一番多い質問が、契約途中で派遣を辞めると損害賠償請求をされるかどうかです。
結論から言うと、契約途中で辞めたからといって、辞めた派遣社員が損害賠償を請求されることはありません。
確かに派遣社員が突然辞めてしまい、派遣先の会社によって損害が生じるかもしれませんが、そこは派遣業の中では、慣例・習慣のようなこともあり、あまり心配しなくても大丈夫です。
但し、即日で派遣を辞めた場合は、同じ派遣会社でまた仕事を紹介してもらうことは難しくなりますので、その点はあらかじめ認識しておいてください。特に大手の派遣会社で、即日辞めた記録が残ると、次の派遣の仕事を探す際に、派遣先の会社がある程度限定されて来てしまいますので、ご注意ください。

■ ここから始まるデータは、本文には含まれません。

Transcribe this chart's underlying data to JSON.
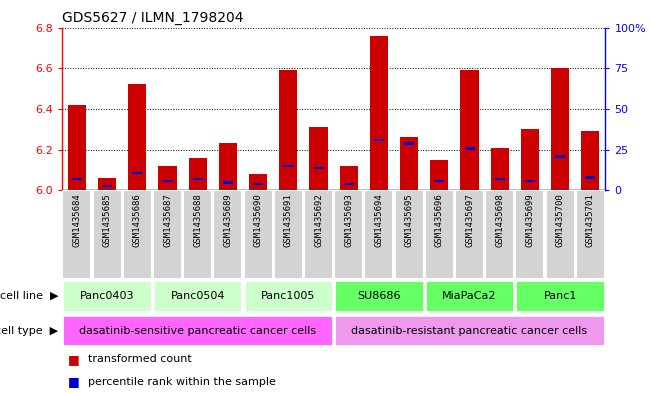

派遣を辞める場合は退職日の2週間前に伝えないといけない?
次に多い質問が、派遣を辞める場合は退職日の2週間前に伝えないといけないのかについてです。
2週間前までに伝えないと違法という認識がされている場合もありますが、これは間違いです。
民法で定められている「2週間前」という基準は、あくまで「引継ぎや退職手続きの期間が必要なため、最低でも2週間前に退職の申し入れをしましょう」という意味で記載されています。
やむを得ない事由で辞める場合は、辞める権利が認められるため、2週間前という基準は全てのケースで適用される訳ではありません。
派遣を即日辞める方法まとめ
派遣を即日辞める方法を紹介してきましたが、いかがでしたでしょうか。
派遣を辞めたいと悩んでいるならば、我慢する必要はありません。契約形態によって、正しい流れで進めれば、即日派遣を辞めることは可能です。
正しい情報を把握して、ご自身がどうしたいかを考えてみることをおすすめします。